Si Ricardo hubiera tenido las costumbres españolas, digérales a hurtadillas miles de requiebros y miles de ternezas, aún a riesgo de disgustar a sus custodios. En efecto; alejados de bien que atentos a sus pasos, iban un matrimonio joven, y un caballero de apuesta figura. Al ver a este, los más indiferentes notaban su elegancia, su gentileza, su gallardía, y solamente por el color cetrino y el dibujo de los labios, dedujeran que pertenecía a la raza de los mulatos. La gravedad de este segundo grupo contrastaba con la ligereza y la alegría del grupo formado por las jóvenes.

Decíamos que si Ricardo tuviera las costumbres españolas, regalara con mil requiebros los tiernos oídos de aquellas jóvenes. Y en efecto, nada tan español como la libertad que los hombres se toman para decirles cuanto les atraviesa por las mentes a las mujeres. Cuando estas bromas se contienen dentro de la más exquisita cortesía, pueden pasar como un desahogo de nuestro corazón exaltado; pero cuando llegan a temeridades de lenguaje, como las temeridades entre nosotros usadas y corrientes, desdicen de la antigua caballerosidad española, y ofenden al sexo cuyo principal escudo y cuya principal belleza es sin duda alguna el pudor. Muchas veces suelen decirse frases de una oportunidad incomparable, inspiradas por la natural influencia de una hermosura indecible. La imaginación meridional, tan fácil para las súbitas improvisaciones, y tan rica en esas imágenes que relacionan el mundo externo con el interno, vierte su facundia inagotable en una frase pronta y deliciosa, donde se mezcla al ardor de la pasión el centellear de la idea, luz y fuego a un mismo tiempo.
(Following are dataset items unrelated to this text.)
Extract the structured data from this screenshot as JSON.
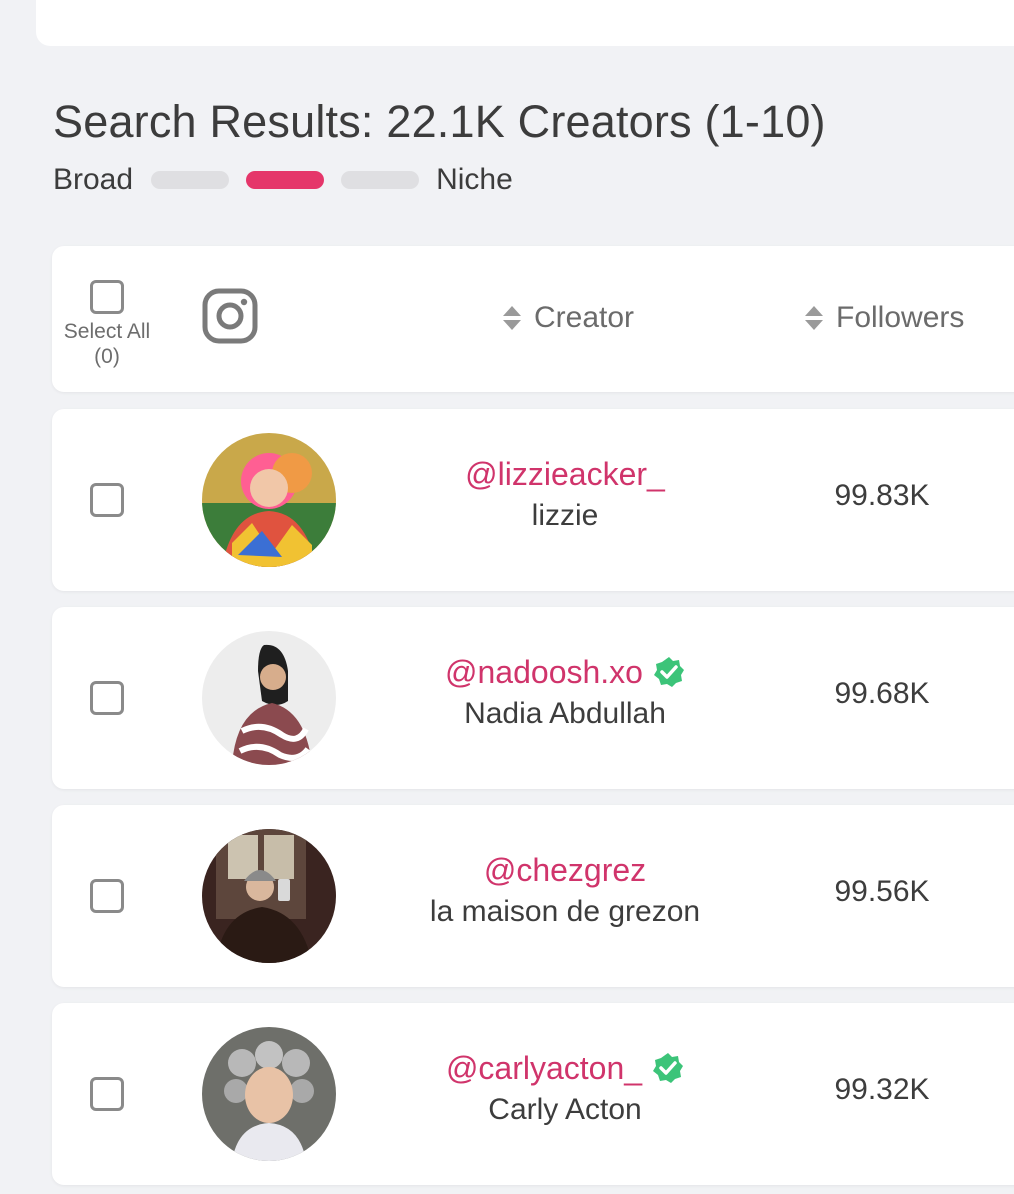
{
  "header": {
    "title": "Search Results: 22.1K Creators (1-10)",
    "slider": {
      "left_label": "Broad",
      "right_label": "Niche",
      "active_index": 1,
      "segments": 3,
      "active_color": "#e5366a"
    }
  },
  "table": {
    "select_all_label": "Select All",
    "select_all_count": "(0)",
    "platform_icon": "instagram-icon",
    "columns": {
      "creator": "Creator",
      "followers": "Followers"
    },
    "rows": [
      {
        "handle": "@lizzieacker_",
        "name": "lizzie",
        "followers": "99.83K",
        "verified": false
      },
      {
        "handle": "@nadoosh.xo",
        "name": "Nadia Abdullah",
        "followers": "99.68K",
        "verified": true
      },
      {
        "handle": "@chezgrez",
        "name": "la maison de grezon",
        "followers": "99.56K",
        "verified": false
      },
      {
        "handle": "@carlyacton_",
        "name": "Carly Acton",
        "followers": "99.32K",
        "verified": true
      }
    ]
  },
  "colors": {
    "accent": "#e5366a",
    "handle": "#d0346b",
    "verified": "#3cc479"
  }
}
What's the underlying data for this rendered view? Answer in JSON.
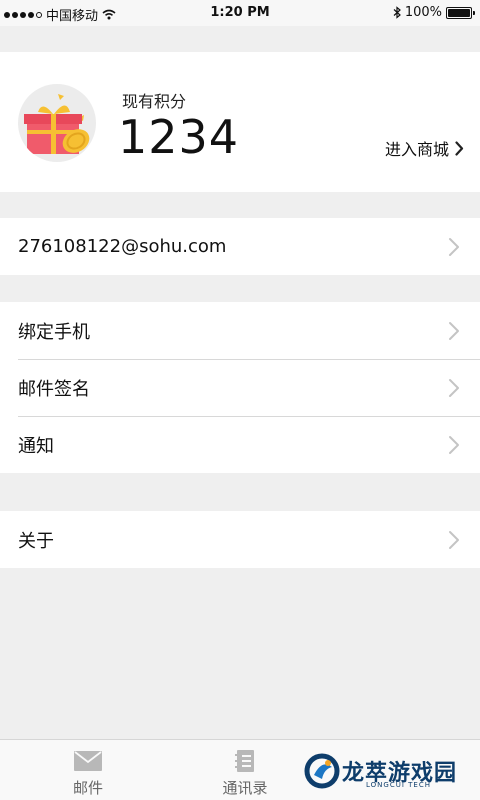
{
  "status_bar": {
    "carrier": "中国移动",
    "time": "1:20 PM",
    "battery": "100%",
    "battery_level": 1.0
  },
  "points_card": {
    "label": "现有积分",
    "value": "1234",
    "mall_link": "进入商城",
    "icon": "gift-icon"
  },
  "account": {
    "email": "276108122@sohu.com"
  },
  "settings": {
    "items": [
      {
        "label": "绑定手机"
      },
      {
        "label": "邮件签名"
      },
      {
        "label": "通知"
      }
    ]
  },
  "about": {
    "label": "关于"
  },
  "tab_bar": {
    "tabs": [
      {
        "label": "邮件",
        "icon": "mail-icon"
      },
      {
        "label": "通讯录",
        "icon": "contacts-icon"
      }
    ]
  },
  "watermark": {
    "text": "龙萃游戏园",
    "sub": "LONGCUI TECH"
  },
  "colors": {
    "background": "#efefef",
    "card": "#ffffff",
    "divider": "#d8d8d8",
    "chevron": "#c4c4c4",
    "gift_red": "#e8485a",
    "gift_yellow": "#f6c033"
  }
}
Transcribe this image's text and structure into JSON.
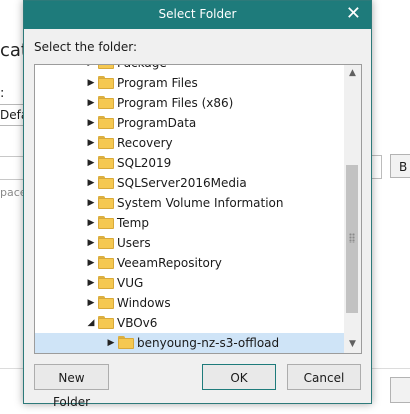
{
  "background": {
    "title_fragment": "catio",
    "label_fragment": ":",
    "field_fragment": "Defa",
    "placeholder_fragment": "pace",
    "right_button_fragment": "B"
  },
  "dialog": {
    "title": "Select Folder",
    "close_glyph": "✕",
    "prompt": "Select the folder:",
    "tree_items": [
      {
        "label": "Package",
        "depth": 0,
        "expanded": false,
        "selected": false
      },
      {
        "label": "Program Files",
        "depth": 0,
        "expanded": false,
        "selected": false
      },
      {
        "label": "Program Files (x86)",
        "depth": 0,
        "expanded": false,
        "selected": false
      },
      {
        "label": "ProgramData",
        "depth": 0,
        "expanded": false,
        "selected": false
      },
      {
        "label": "Recovery",
        "depth": 0,
        "expanded": false,
        "selected": false
      },
      {
        "label": "SQL2019",
        "depth": 0,
        "expanded": false,
        "selected": false
      },
      {
        "label": "SQLServer2016Media",
        "depth": 0,
        "expanded": false,
        "selected": false
      },
      {
        "label": "System Volume Information",
        "depth": 0,
        "expanded": false,
        "selected": false
      },
      {
        "label": "Temp",
        "depth": 0,
        "expanded": false,
        "selected": false
      },
      {
        "label": "Users",
        "depth": 0,
        "expanded": false,
        "selected": false
      },
      {
        "label": "VeeamRepository",
        "depth": 0,
        "expanded": false,
        "selected": false
      },
      {
        "label": "VUG",
        "depth": 0,
        "expanded": false,
        "selected": false
      },
      {
        "label": "Windows",
        "depth": 0,
        "expanded": false,
        "selected": false
      },
      {
        "label": "VBOv6",
        "depth": 0,
        "expanded": true,
        "selected": false
      },
      {
        "label": "benyoung-nz-s3-offload",
        "depth": 1,
        "expanded": false,
        "selected": true
      }
    ],
    "icons": {
      "collapsed": "▶",
      "expanded": "◢",
      "scroll_up": "▲",
      "scroll_down": "▼"
    },
    "buttons": {
      "new_folder": "New Folder",
      "ok": "OK",
      "cancel": "Cancel"
    },
    "colors": {
      "titlebar": "#1e7b7b",
      "selection": "#cfe4f7",
      "folder": "#f5c851"
    }
  }
}
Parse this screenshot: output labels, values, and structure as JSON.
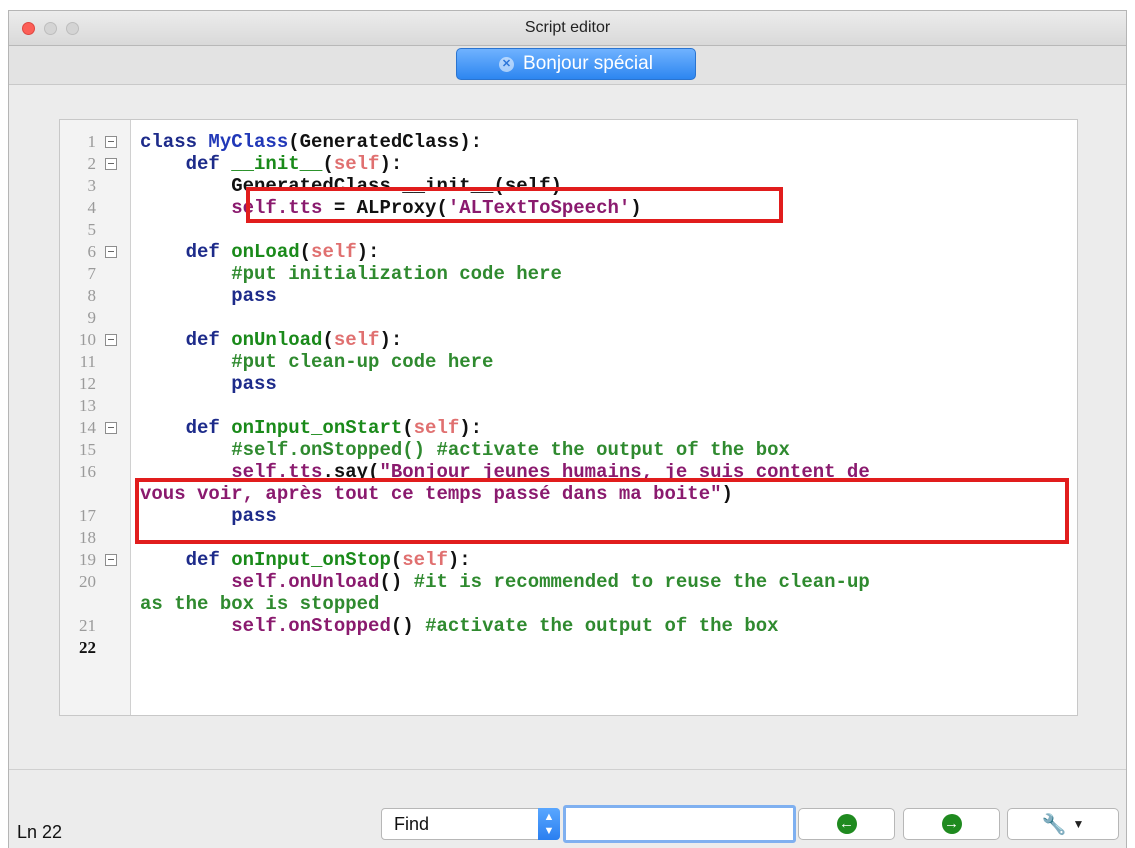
{
  "window": {
    "title": "Script editor",
    "tab_label": "Bonjour spécial"
  },
  "editor": {
    "lines": [
      {
        "num": "1",
        "fold": true,
        "segs": [
          {
            "t": "class ",
            "c": "kw"
          },
          {
            "t": "MyClass",
            "c": "cls"
          },
          {
            "t": "(GeneratedClass):",
            "c": ""
          }
        ]
      },
      {
        "num": "2",
        "fold": true,
        "segs": [
          {
            "t": "    def ",
            "c": "kw"
          },
          {
            "t": "__init__",
            "c": "fn"
          },
          {
            "t": "(",
            "c": ""
          },
          {
            "t": "self",
            "c": "slf"
          },
          {
            "t": "):",
            "c": ""
          }
        ]
      },
      {
        "num": "3",
        "fold": false,
        "segs": [
          {
            "t": "        GeneratedClass.__init__(self)",
            "c": ""
          }
        ]
      },
      {
        "num": "4",
        "fold": false,
        "segs": [
          {
            "t": "        self.tts",
            "c": "attr"
          },
          {
            "t": " = ALProxy(",
            "c": ""
          },
          {
            "t": "'ALTextToSpeech'",
            "c": "str"
          },
          {
            "t": ")",
            "c": ""
          }
        ]
      },
      {
        "num": "5",
        "fold": false,
        "segs": []
      },
      {
        "num": "6",
        "fold": true,
        "segs": [
          {
            "t": "    def ",
            "c": "kw"
          },
          {
            "t": "onLoad",
            "c": "fn"
          },
          {
            "t": "(",
            "c": ""
          },
          {
            "t": "self",
            "c": "slf"
          },
          {
            "t": "):",
            "c": ""
          }
        ]
      },
      {
        "num": "7",
        "fold": false,
        "segs": [
          {
            "t": "        #put initialization code here",
            "c": "cm"
          }
        ]
      },
      {
        "num": "8",
        "fold": false,
        "segs": [
          {
            "t": "        pass",
            "c": "kw"
          }
        ]
      },
      {
        "num": "9",
        "fold": false,
        "segs": []
      },
      {
        "num": "10",
        "fold": true,
        "segs": [
          {
            "t": "    def ",
            "c": "kw"
          },
          {
            "t": "onUnload",
            "c": "fn"
          },
          {
            "t": "(",
            "c": ""
          },
          {
            "t": "self",
            "c": "slf"
          },
          {
            "t": "):",
            "c": ""
          }
        ]
      },
      {
        "num": "11",
        "fold": false,
        "segs": [
          {
            "t": "        #put clean-up code here",
            "c": "cm"
          }
        ]
      },
      {
        "num": "12",
        "fold": false,
        "segs": [
          {
            "t": "        pass",
            "c": "kw"
          }
        ]
      },
      {
        "num": "13",
        "fold": false,
        "segs": []
      },
      {
        "num": "14",
        "fold": true,
        "segs": [
          {
            "t": "    def ",
            "c": "kw"
          },
          {
            "t": "onInput_onStart",
            "c": "fn"
          },
          {
            "t": "(",
            "c": ""
          },
          {
            "t": "self",
            "c": "slf"
          },
          {
            "t": "):",
            "c": ""
          }
        ]
      },
      {
        "num": "15",
        "fold": false,
        "segs": [
          {
            "t": "        #self.onStopped() #activate the output of the box",
            "c": "cm"
          }
        ]
      },
      {
        "num": "16",
        "fold": false,
        "segs": [
          {
            "t": "        self.tts",
            "c": "attr"
          },
          {
            "t": ".say(",
            "c": ""
          },
          {
            "t": "\"Bonjour jeunes humains, je suis content de",
            "c": "str"
          }
        ]
      },
      {
        "num": "",
        "fold": false,
        "segs": [
          {
            "t": "vous voir, après tout ce temps passé dans ma boite\"",
            "c": "str"
          },
          {
            "t": ")",
            "c": ""
          }
        ]
      },
      {
        "num": "17",
        "fold": false,
        "segs": [
          {
            "t": "        pass",
            "c": "kw"
          }
        ]
      },
      {
        "num": "18",
        "fold": false,
        "segs": []
      },
      {
        "num": "19",
        "fold": true,
        "segs": [
          {
            "t": "    def ",
            "c": "kw"
          },
          {
            "t": "onInput_onStop",
            "c": "fn"
          },
          {
            "t": "(",
            "c": ""
          },
          {
            "t": "self",
            "c": "slf"
          },
          {
            "t": "):",
            "c": ""
          }
        ]
      },
      {
        "num": "20",
        "fold": false,
        "segs": [
          {
            "t": "        self.onUnload",
            "c": "attr"
          },
          {
            "t": "() ",
            "c": ""
          },
          {
            "t": "#it is recommended to reuse the clean-up",
            "c": "cm"
          }
        ]
      },
      {
        "num": "",
        "fold": false,
        "segs": [
          {
            "t": "as the box is stopped",
            "c": "cm"
          }
        ]
      },
      {
        "num": "21",
        "fold": false,
        "segs": [
          {
            "t": "        self.onStopped",
            "c": "attr"
          },
          {
            "t": "() ",
            "c": ""
          },
          {
            "t": "#activate the output of the box",
            "c": "cm"
          }
        ]
      },
      {
        "num": "22",
        "fold": false,
        "current": true,
        "segs": []
      }
    ]
  },
  "statusbar": {
    "line_info": "Ln 22",
    "find_option": "Find",
    "find_value": "",
    "prev_icon": "arrow-left-icon",
    "next_icon": "arrow-right-icon",
    "tools_icon": "wrench-icon"
  },
  "colors": {
    "accent": "#2d86f0",
    "highlight": "#e11d1d"
  }
}
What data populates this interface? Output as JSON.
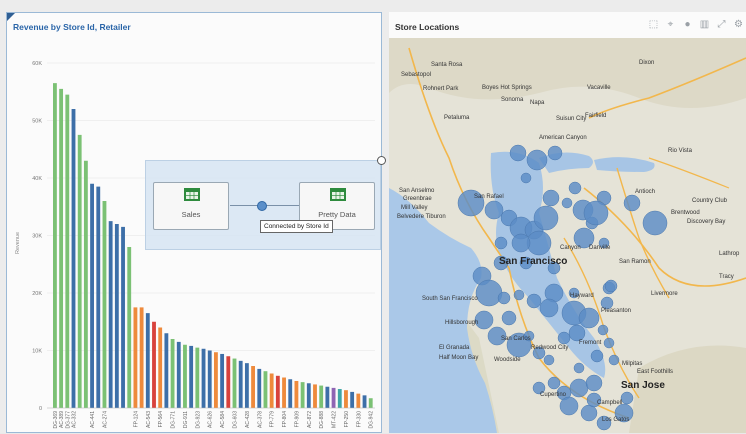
{
  "left_panel": {
    "title": "Revenue by Store Id, Retailer"
  },
  "overlay": {
    "source_label": "Sales",
    "target_label": "Pretty Data",
    "tooltip": "Connected by Store Id"
  },
  "right_panel": {
    "title": "Store Locations",
    "toolbar_icons": [
      "lasso-icon",
      "select-icon",
      "pin-icon",
      "chart-icon",
      "expand-icon",
      "gear-icon"
    ]
  },
  "map_labels": [
    {
      "text": "Santa Rosa",
      "key": "santa_rosa"
    },
    {
      "text": "Sebastopol",
      "key": "sebastopol"
    },
    {
      "text": "Rohnert Park",
      "key": "rohnert"
    },
    {
      "text": "Boyes Hot Springs",
      "key": "boyes"
    },
    {
      "text": "Sonoma",
      "key": "sonoma"
    },
    {
      "text": "Napa",
      "key": "napa"
    },
    {
      "text": "Petaluma",
      "key": "petaluma"
    },
    {
      "text": "Suisun City",
      "key": "suisun"
    },
    {
      "text": "Fairfield",
      "key": "fairfield"
    },
    {
      "text": "Vacaville",
      "key": "vacaville"
    },
    {
      "text": "Dixon",
      "key": "dixon"
    },
    {
      "text": "American Canyon",
      "key": "american_canyon"
    },
    {
      "text": "Rio Vista",
      "key": "rio_vista"
    },
    {
      "text": "San Anselmo",
      "key": "san_anselmo"
    },
    {
      "text": "Greenbrae",
      "key": "greenbrae"
    },
    {
      "text": "Mill Valley",
      "key": "mill_valley"
    },
    {
      "text": "Belvedere Tiburon",
      "key": "belvedere"
    },
    {
      "text": "San Rafael",
      "key": "san_rafael"
    },
    {
      "text": "Antioch",
      "key": "antioch"
    },
    {
      "text": "Country Club",
      "key": "country_club"
    },
    {
      "text": "Brentwood",
      "key": "brentwood"
    },
    {
      "text": "Discovery Bay",
      "key": "discovery_bay"
    },
    {
      "text": "Canyon",
      "key": "canyon"
    },
    {
      "text": "Danville",
      "key": "danville"
    },
    {
      "text": "San Francisco",
      "key": "san_francisco"
    },
    {
      "text": "San Ramon",
      "key": "san_ramon"
    },
    {
      "text": "Lathrop",
      "key": "lathrop"
    },
    {
      "text": "South San Francisco",
      "key": "ssf"
    },
    {
      "text": "Hayward",
      "key": "hayward"
    },
    {
      "text": "Livermore",
      "key": "livermore"
    },
    {
      "text": "Pleasanton",
      "key": "pleasanton"
    },
    {
      "text": "Hillsborough",
      "key": "hillsborough"
    },
    {
      "text": "Fremont",
      "key": "fremont"
    },
    {
      "text": "El Granada",
      "key": "el_granada"
    },
    {
      "text": "Half Moon Bay",
      "key": "half_moon_bay"
    },
    {
      "text": "San Carlos",
      "key": "san_carlos"
    },
    {
      "text": "Redwood City",
      "key": "redwood"
    },
    {
      "text": "Woodside",
      "key": "woodside"
    },
    {
      "text": "Milpitas",
      "key": "milpitas"
    },
    {
      "text": "East Foothills",
      "key": "east_foothills"
    },
    {
      "text": "San Jose",
      "key": "san_jose"
    },
    {
      "text": "Cupertino",
      "key": "cupertino"
    },
    {
      "text": "Campbell",
      "key": "campbell"
    },
    {
      "text": "Los Gatos",
      "key": "los_gatos"
    },
    {
      "text": "Tracy",
      "key": "tracy"
    }
  ],
  "chart_data": {
    "type": "bar",
    "title": "Revenue by Store Id, Retailer",
    "ylabel": "Revenue",
    "ylim": [
      0,
      60000
    ],
    "yticks": [
      "0",
      "10K",
      "20K",
      "30K",
      "40K",
      "50K",
      "60K"
    ],
    "colors": {
      "green": "#7bc174",
      "blue": "#3d6fa8",
      "orange": "#ee8a3c",
      "red": "#d8423c",
      "purple": "#8e65b3",
      "teal": "#3fa6a6"
    },
    "bars": [
      {
        "cat": "DG-369",
        "value": 56500,
        "color": "green"
      },
      {
        "cat": "AC-389",
        "value": 55500,
        "color": "green"
      },
      {
        "cat": "DG-377",
        "value": 54500,
        "color": "green"
      },
      {
        "cat": "AC-332",
        "value": 52000,
        "color": "blue"
      },
      {
        "cat": "",
        "value": 47500,
        "color": "green"
      },
      {
        "cat": "",
        "value": 43000,
        "color": "green"
      },
      {
        "cat": "AC-441",
        "value": 39000,
        "color": "blue"
      },
      {
        "cat": "",
        "value": 38500,
        "color": "blue"
      },
      {
        "cat": "AC-274",
        "value": 36000,
        "color": "green"
      },
      {
        "cat": "",
        "value": 32500,
        "color": "blue"
      },
      {
        "cat": "",
        "value": 32000,
        "color": "blue"
      },
      {
        "cat": "",
        "value": 31500,
        "color": "blue"
      },
      {
        "cat": "",
        "value": 28000,
        "color": "green"
      },
      {
        "cat": "FP-124",
        "value": 17500,
        "color": "orange"
      },
      {
        "cat": "",
        "value": 17500,
        "color": "orange"
      },
      {
        "cat": "AC-543",
        "value": 16500,
        "color": "blue"
      },
      {
        "cat": "",
        "value": 15000,
        "color": "red"
      },
      {
        "cat": "FP-564",
        "value": 14000,
        "color": "orange"
      },
      {
        "cat": "",
        "value": 13000,
        "color": "blue"
      },
      {
        "cat": "DG-771",
        "value": 12000,
        "color": "green"
      },
      {
        "cat": "",
        "value": 11500,
        "color": "blue"
      },
      {
        "cat": "DG-911",
        "value": 11000,
        "color": "green"
      },
      {
        "cat": "",
        "value": 10800,
        "color": "blue"
      },
      {
        "cat": "DG-923",
        "value": 10500,
        "color": "green"
      },
      {
        "cat": "",
        "value": 10300,
        "color": "blue"
      },
      {
        "cat": "AC-626",
        "value": 10000,
        "color": "blue"
      },
      {
        "cat": "",
        "value": 9700,
        "color": "orange"
      },
      {
        "cat": "AC-584",
        "value": 9400,
        "color": "blue"
      },
      {
        "cat": "",
        "value": 9000,
        "color": "red"
      },
      {
        "cat": "DG-603",
        "value": 8600,
        "color": "green"
      },
      {
        "cat": "",
        "value": 8200,
        "color": "blue"
      },
      {
        "cat": "AC-428",
        "value": 7800,
        "color": "blue"
      },
      {
        "cat": "",
        "value": 7300,
        "color": "orange"
      },
      {
        "cat": "AC-378",
        "value": 6800,
        "color": "blue"
      },
      {
        "cat": "",
        "value": 6400,
        "color": "green"
      },
      {
        "cat": "FP-779",
        "value": 6000,
        "color": "orange"
      },
      {
        "cat": "",
        "value": 5600,
        "color": "red"
      },
      {
        "cat": "FP-804",
        "value": 5300,
        "color": "orange"
      },
      {
        "cat": "",
        "value": 5000,
        "color": "blue"
      },
      {
        "cat": "FP-909",
        "value": 4700,
        "color": "orange"
      },
      {
        "cat": "",
        "value": 4500,
        "color": "green"
      },
      {
        "cat": "AC-872",
        "value": 4300,
        "color": "blue"
      },
      {
        "cat": "",
        "value": 4100,
        "color": "orange"
      },
      {
        "cat": "DG-888",
        "value": 3900,
        "color": "green"
      },
      {
        "cat": "",
        "value": 3700,
        "color": "blue"
      },
      {
        "cat": "MT-422",
        "value": 3500,
        "color": "purple"
      },
      {
        "cat": "",
        "value": 3300,
        "color": "teal"
      },
      {
        "cat": "FP-250",
        "value": 3100,
        "color": "orange"
      },
      {
        "cat": "",
        "value": 2800,
        "color": "blue"
      },
      {
        "cat": "FP-330",
        "value": 2500,
        "color": "orange"
      },
      {
        "cat": "",
        "value": 2200,
        "color": "blue"
      },
      {
        "cat": "DG-942",
        "value": 1700,
        "color": "green"
      }
    ]
  }
}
Pero con la costumbre arraigada de hablar entre sí los hombres libremente, nada más fácil que convertir giros, interjecciones, frases de más o menos limpieza en pies forzados de toda conversación, lanzarlos como la más natural de las expresiones a la frente inmaculada de una hermosa mujer, digna por mil títulos, y sobre todo por su sexo, a religioso respeto, que debe confinar en religiosísimo culto. De todos modos, cuando por el extranjero se viaja, por el Norte especialmente, se echa de ver en seguida la reserva con que son admitidas y tratadas por todos las mujeres, con las cuales no media o antiguo trato o ceremoniosa presentación. Y verdaderamente contrasta esta reserva y esta ceremonia extranjeras con nuestros dichos, requiebros, chicoleos, con las frases de efecto, con las imágenes de brillo, con las palabras de doble sentido, con las ternezas que inspira en España la presencia de una hermosa mujer, continuamente rodeada de esta clase de homenajes. Pero Ricardo no se atrevió a desplegar sus labios, ni a decir ni una sola palabra.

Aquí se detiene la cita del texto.